Canadian Maverick: The Life of Ivan C. Rand

by William Kaplan. Published with the University of Toronto Press, 2009.

Ivan Rand had a long, varied and remarkable career. He is best known for his Supreme Court of Canada judgments in a series of cases emanating from Quebec in the 1950s and dealing with civil rights, cases which established limits on the government’s ability to persecute unpopular religious minorities. To labour lawyers he is also an icon for his invention of the ‘Rand formula’, one of the defining features of Canadian labour law. Rand was also a member of the United Nations special committee on Palestine in 1947, the founding Dean of the University of Western Ontario law school, and three times a royal commissioner, looking into the problems of the Canadian coal industry, the misconduct of Mr. Justice Leo A. Landreville, and labour disputes in Ontario. In this thoroughly researched and fast-paced book, William Kaplan traces Rand’s life and career in all its richness and controversy – Rand as lawyer, politician, judge, dean, and royal commissioner – through many seminal events of the twentieth century in Canada. The Rand that emerges is variously inspiring, frustrating to understand, sometimes contradictory, always complex.
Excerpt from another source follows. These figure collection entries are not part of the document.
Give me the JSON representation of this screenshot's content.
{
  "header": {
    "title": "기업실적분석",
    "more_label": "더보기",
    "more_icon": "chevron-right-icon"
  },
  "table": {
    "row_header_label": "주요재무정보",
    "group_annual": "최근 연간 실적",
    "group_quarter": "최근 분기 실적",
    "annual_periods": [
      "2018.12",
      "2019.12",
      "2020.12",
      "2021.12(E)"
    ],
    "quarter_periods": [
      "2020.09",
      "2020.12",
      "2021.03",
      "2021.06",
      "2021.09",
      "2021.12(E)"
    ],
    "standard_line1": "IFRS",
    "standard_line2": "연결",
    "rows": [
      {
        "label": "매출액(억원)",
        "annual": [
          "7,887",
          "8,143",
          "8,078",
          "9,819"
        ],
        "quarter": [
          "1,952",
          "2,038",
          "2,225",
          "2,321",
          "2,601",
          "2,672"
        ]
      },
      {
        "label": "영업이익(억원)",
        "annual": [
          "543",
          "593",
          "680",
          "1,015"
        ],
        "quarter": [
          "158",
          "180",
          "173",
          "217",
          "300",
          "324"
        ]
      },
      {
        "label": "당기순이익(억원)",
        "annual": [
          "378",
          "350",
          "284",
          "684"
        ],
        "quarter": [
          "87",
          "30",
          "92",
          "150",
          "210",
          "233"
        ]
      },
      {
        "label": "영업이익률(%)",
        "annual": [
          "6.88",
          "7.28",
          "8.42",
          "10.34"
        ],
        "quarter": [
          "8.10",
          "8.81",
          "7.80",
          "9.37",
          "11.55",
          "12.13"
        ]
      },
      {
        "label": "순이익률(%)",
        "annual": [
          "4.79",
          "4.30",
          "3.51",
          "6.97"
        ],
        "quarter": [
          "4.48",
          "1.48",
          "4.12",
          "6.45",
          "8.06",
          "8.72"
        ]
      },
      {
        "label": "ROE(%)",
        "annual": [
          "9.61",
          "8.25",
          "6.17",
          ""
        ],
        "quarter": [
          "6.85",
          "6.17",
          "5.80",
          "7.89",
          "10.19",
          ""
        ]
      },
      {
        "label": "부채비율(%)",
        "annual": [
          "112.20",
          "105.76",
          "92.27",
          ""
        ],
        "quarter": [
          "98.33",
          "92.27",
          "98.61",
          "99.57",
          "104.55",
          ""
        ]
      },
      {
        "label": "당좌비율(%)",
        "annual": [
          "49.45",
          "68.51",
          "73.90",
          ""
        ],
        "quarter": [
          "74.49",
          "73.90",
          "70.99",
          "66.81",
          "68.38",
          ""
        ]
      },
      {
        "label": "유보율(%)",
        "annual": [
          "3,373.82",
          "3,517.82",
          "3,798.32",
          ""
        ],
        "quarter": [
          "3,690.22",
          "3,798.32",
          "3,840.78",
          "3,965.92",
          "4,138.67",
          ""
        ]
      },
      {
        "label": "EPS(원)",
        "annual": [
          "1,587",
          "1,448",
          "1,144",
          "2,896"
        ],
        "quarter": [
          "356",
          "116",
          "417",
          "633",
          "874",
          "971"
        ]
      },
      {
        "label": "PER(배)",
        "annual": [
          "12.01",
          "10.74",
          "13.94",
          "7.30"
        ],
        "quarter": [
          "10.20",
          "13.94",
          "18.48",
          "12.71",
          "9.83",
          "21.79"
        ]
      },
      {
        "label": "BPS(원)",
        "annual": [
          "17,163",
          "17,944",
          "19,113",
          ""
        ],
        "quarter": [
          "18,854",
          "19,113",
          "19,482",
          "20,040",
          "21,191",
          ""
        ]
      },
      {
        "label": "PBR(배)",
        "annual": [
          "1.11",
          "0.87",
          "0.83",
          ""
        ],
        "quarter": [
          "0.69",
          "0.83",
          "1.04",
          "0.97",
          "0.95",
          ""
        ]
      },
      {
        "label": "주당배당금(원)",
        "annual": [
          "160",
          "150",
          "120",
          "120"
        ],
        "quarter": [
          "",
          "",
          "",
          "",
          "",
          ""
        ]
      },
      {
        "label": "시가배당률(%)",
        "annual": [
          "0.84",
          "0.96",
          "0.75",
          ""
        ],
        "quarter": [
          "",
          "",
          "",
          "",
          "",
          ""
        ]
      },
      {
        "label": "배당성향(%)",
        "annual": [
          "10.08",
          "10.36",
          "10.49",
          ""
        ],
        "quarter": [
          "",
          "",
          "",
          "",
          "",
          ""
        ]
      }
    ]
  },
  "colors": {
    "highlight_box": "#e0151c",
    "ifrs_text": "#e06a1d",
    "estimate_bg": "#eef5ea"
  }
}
Reviews of Canadian Maverick: The Life of Ivan C. Rand

Ivan Rand is a quintessential Canadian personality. And William Kaplan has delivered an equally representative biography. As such, Canadian Maverick is a splendid Canadian biography of a definitive Canadian figure. Allan Hutchinson, 'Your Typical Canadian Hero.' Globe and Mail, October 27, 2009.
Canadian Maverick does a masterful job of building the history around the man, and though the book demands an intrepid reader, the amount of detail provided is impressive.... Kaplan could only be true to Rand's legacy by writing a biography that is itself a "maverick" in the new and evolving genre of Canadian judicial biography. Jamie Cameron, Osgoode Hall Law Journal, vol 48, 2010, p. 369.
The fact remains that Rand's record of service to Canada, both as a judge and in the performance of other duties for governments, is ample evidence of his stature as a great Canadian. The author has done an excellent job of portraying him warts and all. His book ranks high among the many biographies of judges I have had the pleasure to read. Gerard La Forest, 'Justice Rand's Biography: Reflections and Recollections', Manitoba Law Journal, vol 34, 2010-2011, p. 6.
William Kaplan's biography about Ivan Rand (who served on the Supreme Court from 1943-1959) is the latest in a series of judicial biographies, and it provides many important insights about a judge who was at the forefront of what might be called the "independence movement" in Canadian constitutional law. Matthew Lewans, Alberta Law Review, vol 48, 2011, p. 796.

Reviews have also appeared in the following publications:

  • Joanne V. Colledge, Saskatchewan Law Review, vol 74, 2011, p 293.
  • David Dyzenhaus, University of Toronto Law Journal, vol 61, 2011, p 521.
  • Colin Campbell, British Journal of Canadian Studies, vol 23, 2010, p 295.
  • Philip Slayton, Literary Review of Canada, Vol 18, March 2010, p 22.
  • Sheldon Kirshner, The Canadian Jewish News, Nov 26 2009, p 24.
  • Christopher Moore, 'Revisiting Canadian rights crusader Ivan Rand', Law Times, November 16, 2009.